The time-consuming process of creating coiffures was trusted only to family intimates. “Hair and fingernails are terribly dangerous if they get into the wrong hands,” says Sieber, by way of explaining the magic traditionally associated with these extensions of human life. “A woman’s comb was never shown publicly, never like the Spanish.”

Even the pillows and neck rests in the exhibition, long narrow blocks carved with symbols of the cattle that brides brought as a dowry to their bridegrooms, were closely guarded objects. “If you went someplace to spend the night, you took your pillow with you. In some places, when you died, it was buried with you. It was that much part of your persona,” Sieber said. Often these headrests would be passed from generation to generation and were believed to be a way of communicating with an ancestor in a dream state.

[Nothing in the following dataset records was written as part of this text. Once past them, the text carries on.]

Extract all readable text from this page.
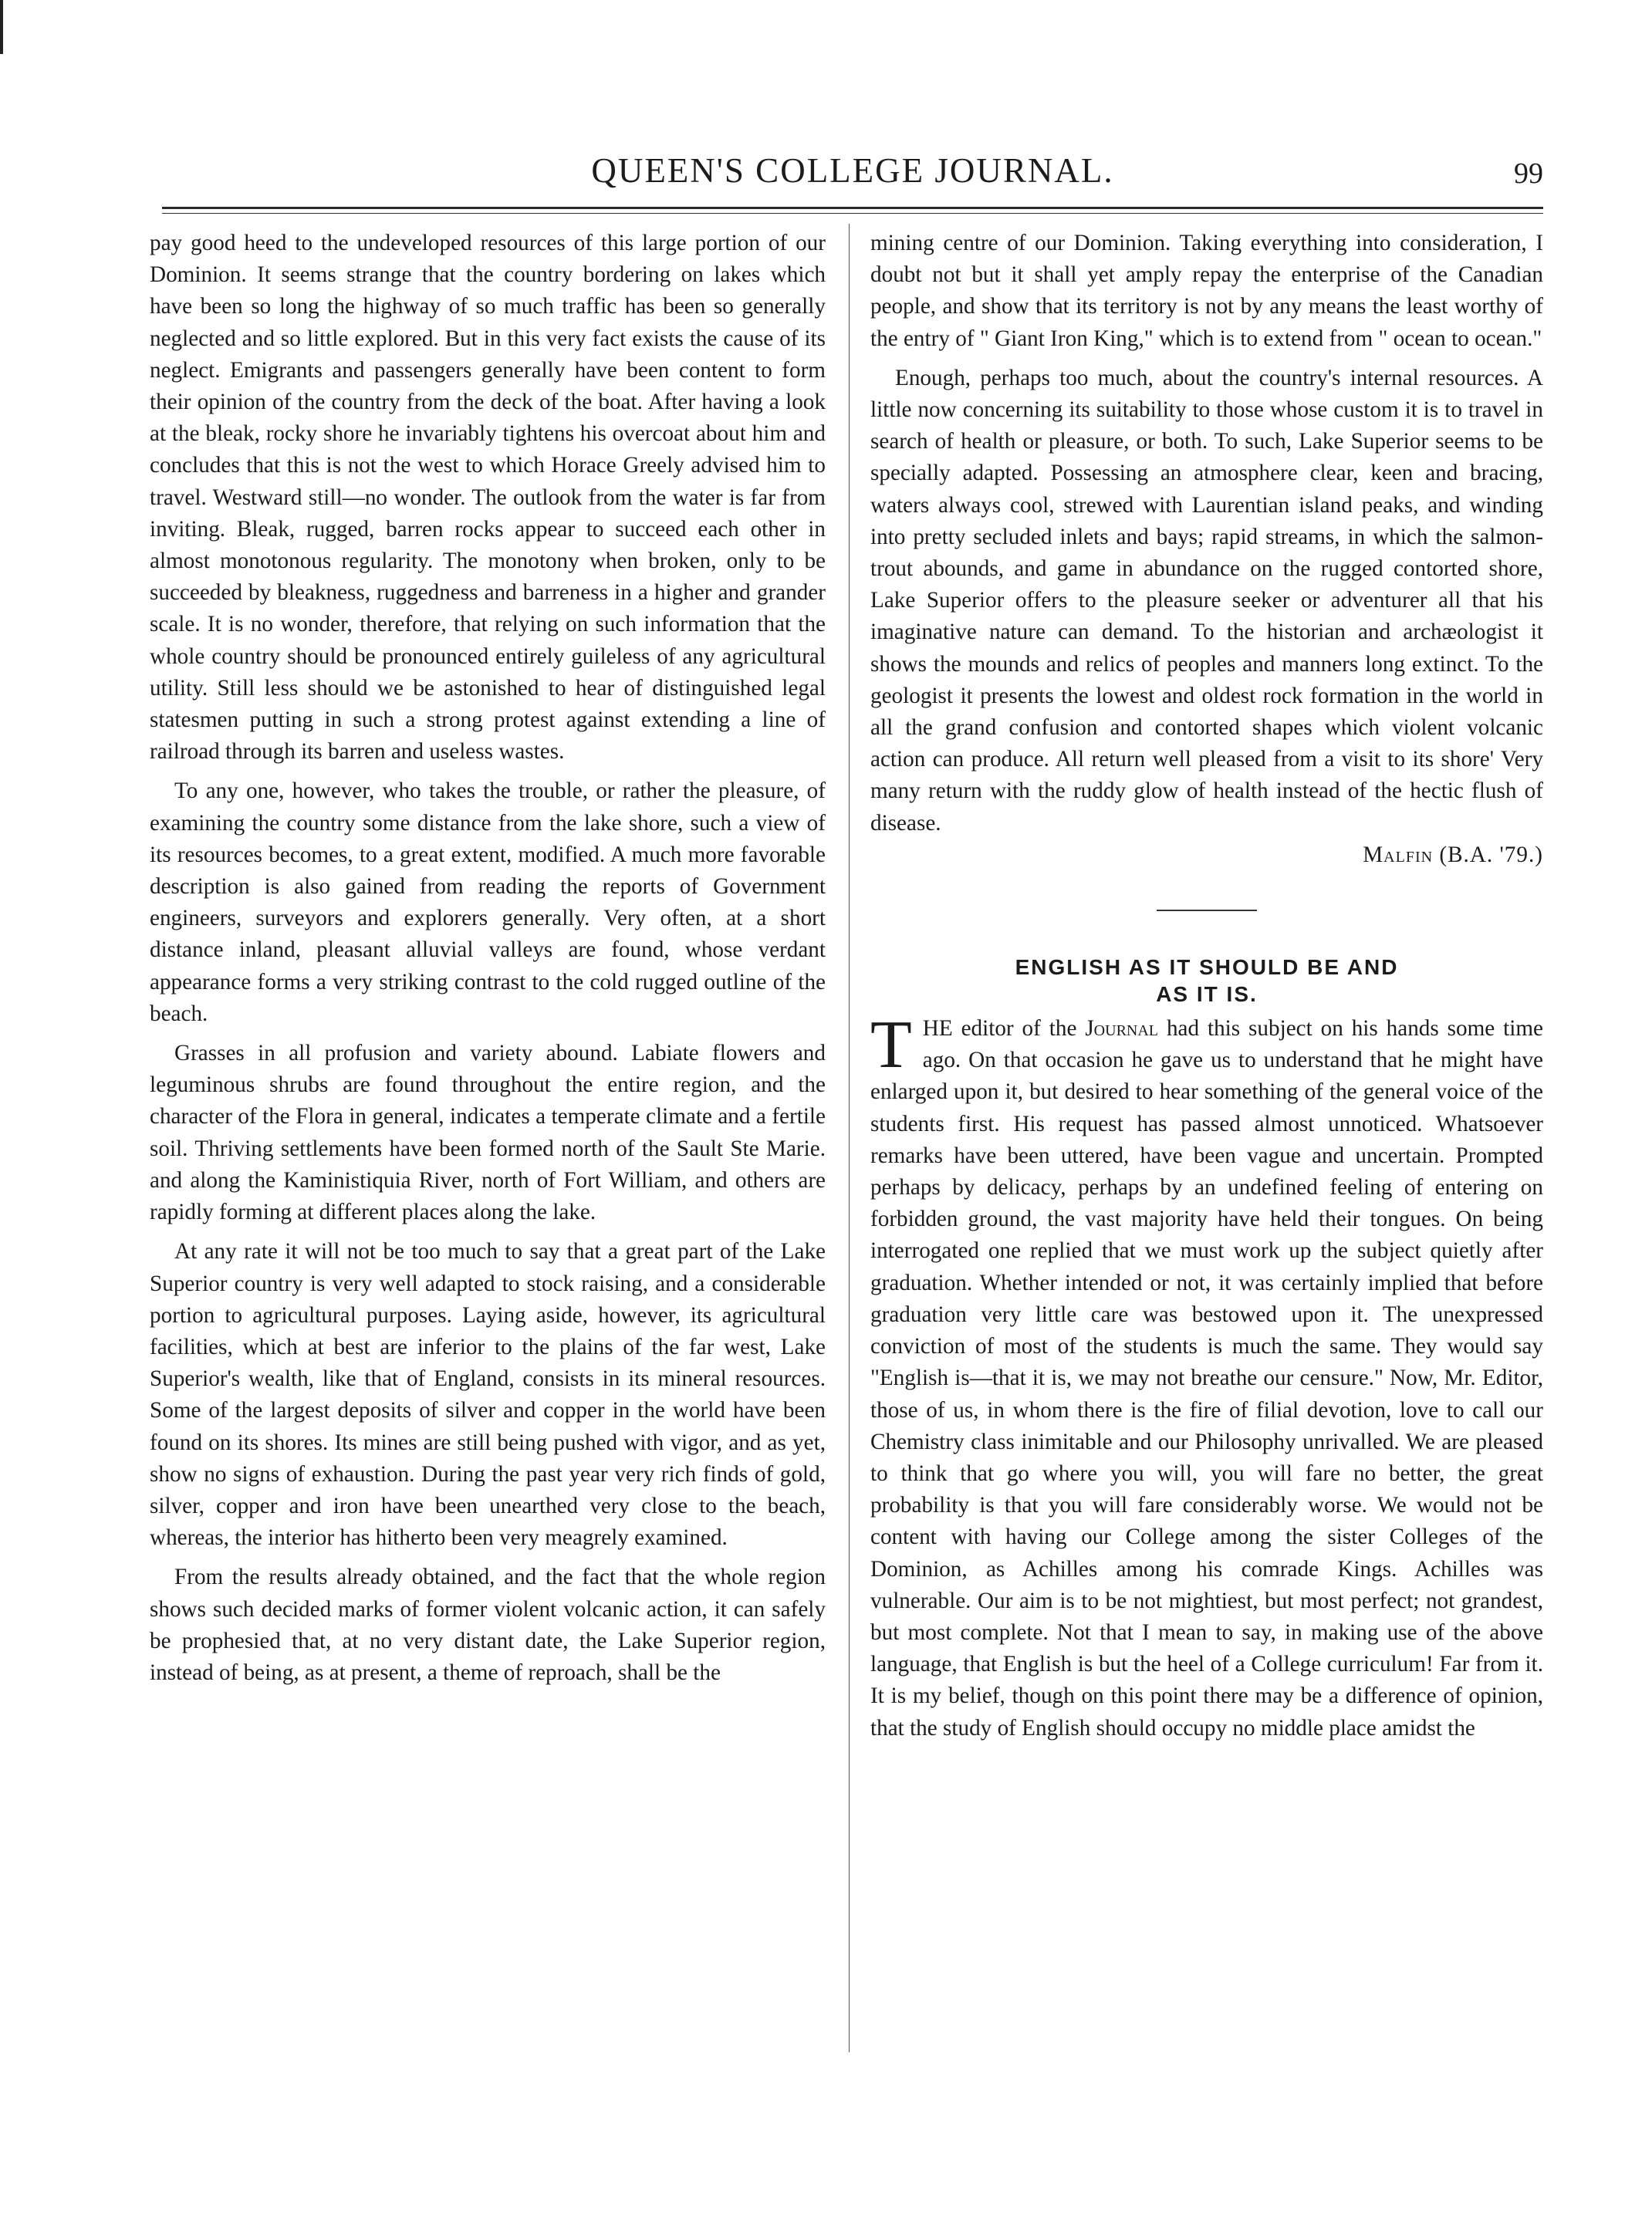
QUEEN'S COLLEGE JOURNAL.	99

pay good heed to the undeveloped resources of this large portion of our Dominion. It seems strange that the country bordering on lakes which have been so long the highway of so much traffic has been so generally neglected and so little explored. But in this very fact exists the cause of its neglect. Emigrants and passengers generally have been content to form their opinion of the country from the deck of the boat. After having a look at the bleak, rocky shore he invariably tightens his overcoat about him and concludes that this is not the west to which Horace Greely advised him to travel. Westward still—no wonder. The outlook from the water is far from inviting. Bleak, rugged, barren rocks appear to succeed each other in almost monotonous regularity. The monotony when broken, only to be succeeded by bleakness, ruggedness and barreness in a higher and grander scale. It is no wonder, therefore, that relying on such information that the whole country should be pronounced entirely guileless of any agricultural utility. Still less should we be astonished to hear of distinguished legal statesmen putting in such a strong protest against extending a line of railroad through its barren and useless wastes.

To any one, however, who takes the trouble, or rather the pleasure, of examining the country some distance from the lake shore, such a view of its resources becomes, to a great extent, modified. A much more favorable description is also gained from reading the reports of Government engineers, surveyors and explorers generally. Very often, at a short distance inland, pleasant alluvial valleys are found, whose verdant appearance forms a very striking contrast to the cold rugged outline of the beach.

Grasses in all profusion and variety abound. Labiate flowers and leguminous shrubs are found throughout the entire region, and the character of the Flora in general, indicates a temperate climate and a fertile soil. Thriving settlements have been formed north of the Sault Ste Marie. and along the Kaministiquia River, north of Fort William, and others are rapidly forming at different places along the lake.

At any rate it will not be too much to say that a great part of the Lake Superior country is very well adapted to stock raising, and a considerable portion to agricultural purposes. Laying aside, however, its agricultural facilities, which at best are inferior to the plains of the far west, Lake Superior's wealth, like that of England, consists in its mineral resources. Some of the largest deposits of silver and copper in the world have been found on its shores. Its mines are still being pushed with vigor, and as yet, show no signs of exhaustion. During the past year very rich finds of gold, silver, copper and iron have been unearthed very close to the beach, whereas, the interior has hitherto been very meagrely examined.

From the results already obtained, and the fact that the whole region shows such decided marks of former violent volcanic action, it can safely be prophesied that, at no very distant date, the Lake Superior region, instead of being, as at present, a theme of reproach, shall be the

mining centre of our Dominion. Taking everything into consideration, I doubt not but it shall yet amply repay the enterprise of the Canadian people, and show that its territory is not by any means the least worthy of the entry of " Giant Iron King," which is to extend from " ocean to ocean."

Enough, perhaps too much, about the country's internal resources. A little now concerning its suitability to those whose custom it is to travel in search of health or pleasure, or both. To such, Lake Superior seems to be specially adapted. Possessing an atmosphere clear, keen and bracing, waters always cool, strewed with Laurentian island peaks, and winding into pretty secluded inlets and bays; rapid streams, in which the salmon-trout abounds, and game in abundance on the rugged contorted shore, Lake Superior offers to the pleasure seeker or adventurer all that his imaginative nature can demand. To the historian and archæologist it shows the mounds and relics of peoples and manners long extinct. To the geologist it presents the lowest and oldest rock formation in the world in all the grand confusion and contorted shapes which violent volcanic action can produce. All return well pleased from a visit to its shore' Very many return with the ruddy glow of health instead of the hectic flush of disease.

Malfin (B.A. '79.)

ENGLISH AS IT SHOULD BE AND
AS IT IS.

THE editor of the Journal had this subject on his hands some time ago. On that occasion he gave us to understand that he might have enlarged upon it, but desired to hear something of the general voice of the students first. His request has passed almost unnoticed. Whatsoever remarks have been uttered, have been vague and uncertain. Prompted perhaps by delicacy, perhaps by an undefined feeling of entering on forbidden ground, the vast majority have held their tongues. On being interrogated one replied that we must work up the subject quietly after graduation. Whether intended or not, it was certainly implied that before graduation very little care was bestowed upon it. The unexpressed conviction of most of the students is much the same. They would say "English is—that it is, we may not breathe our censure." Now, Mr. Editor, those of us, in whom there is the fire of filial devotion, love to call our Chemistry class inimitable and our Philosophy unrivalled. We are pleased to think that go where you will, you will fare no better, the great probability is that you will fare considerably worse. We would not be content with having our College among the sister Colleges of the Dominion, as Achilles among his comrade Kings. Achilles was vulnerable. Our aim is to be not mightiest, but most perfect; not grandest, but most complete. Not that I mean to say, in making use of the above language, that English is but the heel of a College curriculum! Far from it. It is my belief, though on this point there may be a difference of opinion, that the study of English should occupy no middle place amidst the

The exhibition closes with objects and photographs from the second half of the 20th century showing the flow of cultural ideals to and from the African continent. A full-scale Ghanaian barbershop, lent to the exhibition by Los Angeles collector and dealer Ernie Wolf, is installed against a photographic backdrop of a Ghanaian street scene. The small wooden building sports hand-painted American flags and cartoon-like portraits of Run-DMC and other Americans whose hairstyles the former proprietor, Kwesi B, had promised to create in his “Clubbing House.” Another African barber sign promotes “Black President” fades and goatees for potential rulers of a hip-hop inspired nation.

“In the last 30 years, African hairdos have inspired hairdos of many African American women and children,” notes Herreman, “whereas African men today wear hairstyles with names like Nike and Boeing that show American influences.” Recalling visits to Africa in the early 1960s, Sieber relates that one of the most popular hairstyles among African men was the “JFK,” in which hair was sculpted to look like the side-parted locks of the American president.

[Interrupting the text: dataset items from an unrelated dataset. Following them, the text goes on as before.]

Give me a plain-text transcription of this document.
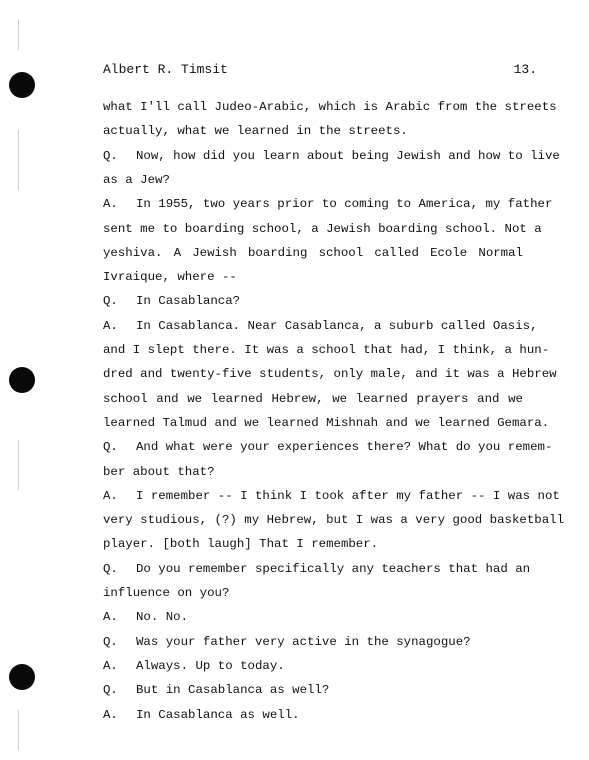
Albert R. Timsit	13.
what I'll call Judeo-Arabic, which is Arabic from the streets
actually, what we learned in the streets.
Q. Now, how did you learn about being Jewish and how to live
as a Jew?
A. In 1955, two years prior to coming to America, my father
sent me to boarding school, a Jewish boarding school. Not a
yeshiva. A Jewish boarding school called Ecole Normal
Ivraique, where --
Q. In Casablanca?
A. In Casablanca. Near Casablanca, a suburb called Oasis,
and I slept there. It was a school that had, I think, a hun-
dred and twenty-five students, only male, and it was a Hebrew
school and we learned Hebrew, we learned prayers and we
learned Talmud and we learned Mishnah and we learned Gemara.
Q. And what were your experiences there? What do you remem-
ber about that?
A. I remember -- I think I took after my father -- I was not
very studious, (?) my Hebrew, but I was a very good basketball
player. [both laugh] That I remember.
Q. Do you remember specifically any teachers that had an
influence on you?
A. No. No.
Q. Was your father very active in the synagogue?
A. Always. Up to today.
Q. But in Casablanca as well?
A. In Casablanca as well.
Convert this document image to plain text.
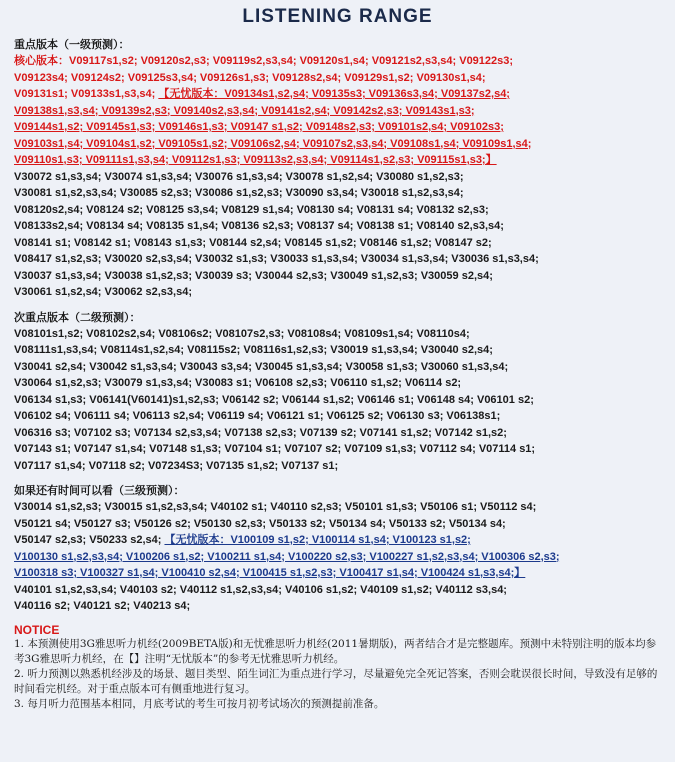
LISTENING RANGE
重点版本（一级预测）：
核心版本：V09117s1,s2; V09120s2,s3; V09119s2,s3,s4; V09120s1,s4; V09121s2,s3,s4; V09122s3;
V09123s4; V09124s2; V09125s3,s4; V09126s1,s3; V09128s2,s4; V09129s1,s2; V09130s1,s4;
V09131s1; V09133s1,s3,s4; 【无忧版本：V09134s1,s2,s4; V09135s3; V09136s3,s4; V09137s2,s4;
V09138s1,s3,s4; V09139s2,s3; V09140s2,s3,s4; V09141s2,s4; V09142s2,s3; V09143s1,s3;
V09144s1,s2; V09145s1,s3; V09146s1,s3; V09147 s1,s2; V09148s2,s3; V09101s2,s4; V09102s3;
V09103s1,s4; V09104s1,s2; V09105s1,s2; V09106s2,s4; V09107s2,s3,s4; V09108s1,s4; V09109s1,s4;
V09110s1,s3; V09111s1,s3,s4; V09112s1,s3; V09113s2,s3,s4; V09114s1,s2,s3; V09115s1,s3;】
V30072 s1,s3,s4; V30074 s1,s3,s4; V30076 s1,s3,s4; V30078 s1,s2,s4; V30080 s1,s2,s3;
V30081 s1,s2,s3,s4; V30085 s2,s3; V30086 s1,s2,s3; V30090 s3,s4; V30018 s1,s2,s3,s4;
V08120s2,s4; V08124 s2; V08125 s3,s4; V08129 s1,s4; V08130 s4; V08131 s4; V08132 s2,s3;
V08133s2,s4; V08134 s4; V08135 s1,s4; V08136 s2,s3; V08137 s4; V08138 s1; V08140 s2,s3,s4;
V08141 s1; V08142 s1; V08143 s1,s3; V08144 s2,s4; V08145 s1,s2; V08146 s1,s2; V08147 s2;
V08417 s1,s2,s3; V30020 s2,s3,s4; V30032 s1,s3; V30033 s1,s3,s4; V30034 s1,s3,s4; V30036 s1,s3,s4;
V30037 s1,s3,s4; V30038 s1,s2,s3; V30039 s3; V30044 s2,s3; V30049 s1,s2,s3; V30059 s2,s4;
V30061 s1,s2,s4; V30062 s2,s3,s4;
次重点版本（二级预测）：
V08101s1,s2; V08102s2,s4; V08106s2; V08107s2,s3; V08108s4; V08109s1,s4; V08110s4;
V08111s1,s3,s4; V08114s1,s2,s4; V08115s2; V08116s1,s2,s3; V30019 s1,s3,s4; V30040 s2,s4;
V30041 s2,s4; V30042 s1,s3,s4; V30043 s3,s4; V30045 s1,s3,s4; V30058 s1,s3; V30060 s1,s3,s4;
V30064 s1,s2,s3; V30079 s1,s3,s4; V30083 s1; V06108 s2,s3; V06110 s1,s2; V06114 s2;
V06134 s1,s3; V06141(V60141)s1,s2,s3; V06142 s2; V06144 s1,s2; V06146 s1; V06148 s4; V06101 s2;
V06102 s4; V06111 s4; V06113 s2,s4; V06119 s4; V06121 s1; V06125 s2; V06130 s3; V06138s1;
V06316 s3; V07102 s3; V07134 s2,s3,s4; V07138 s2,s3; V07139 s2; V07141 s1,s2; V07142 s1,s2;
V07143 s1; V07147 s1,s4; V07148 s1,s3; V07104 s1; V07107 s2; V07109 s1,s3; V07112 s4; V07114 s1;
V07117 s1,s4; V07118 s2; V07234S3; V07135 s1,s2; V07137 s1;
如果还有时间可以看（三级预测）：
V30014 s1,s2,s3; V30015 s1,s2,s3,s4; V40102 s1; V40110 s2,s3; V50101 s1,s3; V50106 s1; V50112 s4;
V50121 s4; V50127 s3; V50126 s2; V50130 s2,s3; V50133 s2; V50134 s4; V50133 s2; V50134 s4;
V50147 s2,s3; V50233 s2,s4; 【无忧版本：V100109 s1,s2; V100114 s1,s4; V100123 s1,s2;
V100130 s1,s2,s3,s4; V100206 s1,s2; V100211 s1,s4; V100220 s2,s3; V100227 s1,s2,s3,s4; V100306 s2,s3;
V100318 s3; V100327 s1,s4; V100410 s2,s4; V100415 s1,s2,s3; V100417 s1,s4; V100424 s1,s3,s4;】
V40101 s1,s2,s3,s4; V40103 s2; V40112 s1,s2,s3,s4; V40106 s1,s2; V40109 s1,s2; V40112 s3,s4;
V40116 s2; V40121 s2; V40213 s4;
NOTICE
1. 本预测使用3G雅思听力机经(2009BETA版)和无忧雅思听力机经(2011暑期版)，两者结合才是完整题库。预测中未特别注明的版本均参考3G雅思听力机经，在【】注明“无忧版本”的参考无忧雅思听力机经。
2. 听力预测以熟悉机经涉及的场景、题目类型、陌生词汇为重点进行学习，尽量避免完全死记答案，否则会耽误很长时间，导致没有足够的时间看完机经。对于重点版本可有侧重地进行复习。
3. 每月听力范围基本相同，月底考试的考生可按月初考试场次的预测提前准备。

In a fascinating catalog essay, Kennell Jackson, an associate professor of history at Stanford University, outlines the 20th century history of African American hairstyles, in which he sees not just references to ancestry and traditions, but also expressions of the zeitgeist. Jackson points to 1960s activist Angela Davis and to her then-signature afro (which she has since lamented may be better remembered than her political ideas). Jackson says that Davis’ spherical hairdo sent a clear signal, “a salvo in the cultural and political wars” of the time, but it was something more.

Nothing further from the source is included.